After this dramatic introduction, Parashat Re’eh turns to the practical outworking of blessing and curse in daily life. First comes the command to centralize worship at the place God will choose. Israel is forbidden to offer sacrifices wherever they please. The entire nation must be drawn together in one sanctuary, just as they once stood together at Gerizim and Ebal. A single center of worship was the only way to preserve unity and prevent splintering into rival cults.
The portion then warns against idolatry in all its forms—whether led by a false prophet, a family member, or even a whole town. The reason is clear: idolatry is not just a personal betrayal; it endangers the covenant and thus threatens everyone. To tolerate it would be to invite the curse of Ebal upon the nation. This, too, recalls Jacob’s act near Shechem, where he buried the foreign gods under a tree before approaching God, purging his household of corruption.
The laws that follow touch daily life: dietary practices, tithes, the remission of debts in the sabbatical year, generosity toward the poor, and the release of slaves. Each of these is framed by the same covenantal logic. Blessing flows when the community cares for all its members; curse follows when some prosper at the expense of others. Israel is reminded that it was once enslaved in Egypt and must not enslave its own. They are told that there should be no poor among them, for God intends to bless them in the land. These social and economic commands express in practical form the same truth dramatized on the mountains: the well-being of the whole depends on the faithfulness of each, and the care of each depends on the commitment of the whole.
The section concludes with the pilgrimage festivals—Passover, Shavuot, and Sukkot—when the people are to gather at the central sanctuary.
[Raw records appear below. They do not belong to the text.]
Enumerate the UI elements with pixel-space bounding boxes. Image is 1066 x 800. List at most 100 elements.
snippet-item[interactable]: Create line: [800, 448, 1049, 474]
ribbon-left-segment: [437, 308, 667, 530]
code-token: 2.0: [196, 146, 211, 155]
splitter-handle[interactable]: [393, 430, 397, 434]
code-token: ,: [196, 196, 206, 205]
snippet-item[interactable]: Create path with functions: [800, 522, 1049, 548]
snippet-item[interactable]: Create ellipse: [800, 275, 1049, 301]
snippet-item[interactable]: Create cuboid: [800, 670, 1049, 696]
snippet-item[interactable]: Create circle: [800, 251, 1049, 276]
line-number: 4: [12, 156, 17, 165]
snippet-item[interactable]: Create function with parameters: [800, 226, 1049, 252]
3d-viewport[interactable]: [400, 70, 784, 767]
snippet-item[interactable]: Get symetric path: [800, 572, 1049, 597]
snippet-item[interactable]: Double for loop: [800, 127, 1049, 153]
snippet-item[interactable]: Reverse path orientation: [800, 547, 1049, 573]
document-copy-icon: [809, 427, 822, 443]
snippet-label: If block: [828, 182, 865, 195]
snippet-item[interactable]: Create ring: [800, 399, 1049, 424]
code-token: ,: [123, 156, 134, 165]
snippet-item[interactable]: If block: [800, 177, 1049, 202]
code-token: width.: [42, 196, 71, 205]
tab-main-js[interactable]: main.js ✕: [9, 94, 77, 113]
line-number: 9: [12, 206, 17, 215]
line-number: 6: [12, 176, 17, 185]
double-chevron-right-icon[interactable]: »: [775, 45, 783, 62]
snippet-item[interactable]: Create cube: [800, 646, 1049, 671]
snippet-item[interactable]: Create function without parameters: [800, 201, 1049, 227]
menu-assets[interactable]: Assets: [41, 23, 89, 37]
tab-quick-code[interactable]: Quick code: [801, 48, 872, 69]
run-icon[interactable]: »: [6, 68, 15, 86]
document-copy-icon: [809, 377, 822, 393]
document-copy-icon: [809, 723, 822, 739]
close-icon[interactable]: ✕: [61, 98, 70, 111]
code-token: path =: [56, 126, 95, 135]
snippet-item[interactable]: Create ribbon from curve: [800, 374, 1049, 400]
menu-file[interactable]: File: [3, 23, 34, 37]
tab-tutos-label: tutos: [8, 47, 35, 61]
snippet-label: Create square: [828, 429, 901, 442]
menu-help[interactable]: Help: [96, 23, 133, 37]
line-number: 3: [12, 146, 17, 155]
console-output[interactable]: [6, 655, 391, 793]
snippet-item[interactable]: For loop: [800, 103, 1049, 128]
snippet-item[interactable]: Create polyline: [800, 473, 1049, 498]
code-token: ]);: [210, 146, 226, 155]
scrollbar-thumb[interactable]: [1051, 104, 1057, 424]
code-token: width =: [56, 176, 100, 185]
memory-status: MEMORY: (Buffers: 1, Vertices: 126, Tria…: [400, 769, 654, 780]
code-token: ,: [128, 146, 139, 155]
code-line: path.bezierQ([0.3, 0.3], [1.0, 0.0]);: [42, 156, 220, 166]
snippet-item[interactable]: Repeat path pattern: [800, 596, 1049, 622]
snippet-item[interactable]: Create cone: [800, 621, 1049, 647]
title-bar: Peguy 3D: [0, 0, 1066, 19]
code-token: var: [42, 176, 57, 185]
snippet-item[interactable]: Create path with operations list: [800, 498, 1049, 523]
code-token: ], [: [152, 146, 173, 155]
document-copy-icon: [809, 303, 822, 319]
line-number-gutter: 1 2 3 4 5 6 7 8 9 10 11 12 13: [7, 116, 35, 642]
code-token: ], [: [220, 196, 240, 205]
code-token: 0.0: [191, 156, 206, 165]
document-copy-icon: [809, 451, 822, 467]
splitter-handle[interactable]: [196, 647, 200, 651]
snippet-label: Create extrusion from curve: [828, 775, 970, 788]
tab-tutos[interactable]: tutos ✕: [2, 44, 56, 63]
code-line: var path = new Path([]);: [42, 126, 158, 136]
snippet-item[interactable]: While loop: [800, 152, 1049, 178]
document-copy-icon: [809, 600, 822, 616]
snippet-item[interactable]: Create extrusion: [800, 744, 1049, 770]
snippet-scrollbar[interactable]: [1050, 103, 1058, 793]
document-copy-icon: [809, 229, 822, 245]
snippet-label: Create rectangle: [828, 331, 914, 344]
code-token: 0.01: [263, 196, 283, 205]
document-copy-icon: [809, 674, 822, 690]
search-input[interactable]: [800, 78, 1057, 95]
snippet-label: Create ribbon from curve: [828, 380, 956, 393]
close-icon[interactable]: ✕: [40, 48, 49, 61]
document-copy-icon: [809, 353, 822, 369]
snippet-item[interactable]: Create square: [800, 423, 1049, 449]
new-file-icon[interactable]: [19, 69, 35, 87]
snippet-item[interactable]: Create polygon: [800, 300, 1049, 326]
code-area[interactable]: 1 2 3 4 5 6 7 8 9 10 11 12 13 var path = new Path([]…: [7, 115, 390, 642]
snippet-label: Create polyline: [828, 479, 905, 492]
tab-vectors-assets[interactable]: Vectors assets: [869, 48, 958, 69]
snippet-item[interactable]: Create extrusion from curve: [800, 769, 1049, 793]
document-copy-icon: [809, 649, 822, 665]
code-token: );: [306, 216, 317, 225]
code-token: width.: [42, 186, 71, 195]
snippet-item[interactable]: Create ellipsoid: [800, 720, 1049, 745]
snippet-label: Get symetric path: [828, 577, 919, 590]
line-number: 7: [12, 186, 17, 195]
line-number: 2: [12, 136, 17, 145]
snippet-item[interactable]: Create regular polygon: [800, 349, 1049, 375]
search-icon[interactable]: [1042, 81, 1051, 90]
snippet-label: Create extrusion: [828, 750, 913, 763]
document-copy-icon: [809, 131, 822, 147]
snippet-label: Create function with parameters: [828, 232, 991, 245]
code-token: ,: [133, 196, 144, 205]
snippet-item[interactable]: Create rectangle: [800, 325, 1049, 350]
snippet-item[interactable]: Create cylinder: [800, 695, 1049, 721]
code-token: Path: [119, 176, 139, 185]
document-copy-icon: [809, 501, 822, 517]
These festivals are national reenactments of covenantal unity. Just as the people once stood divided on two mountains yet joined as one in proclaiming “Amen,” so too must they come together in joy, each family and every social class included, rejoicing before God. Blessing is not complete until everyone, from the Levite to the orphan and widow, shares in it.
From this point on, the rest of Deuteronomy continues to expand and reinforce the themes introduced in Re’eh.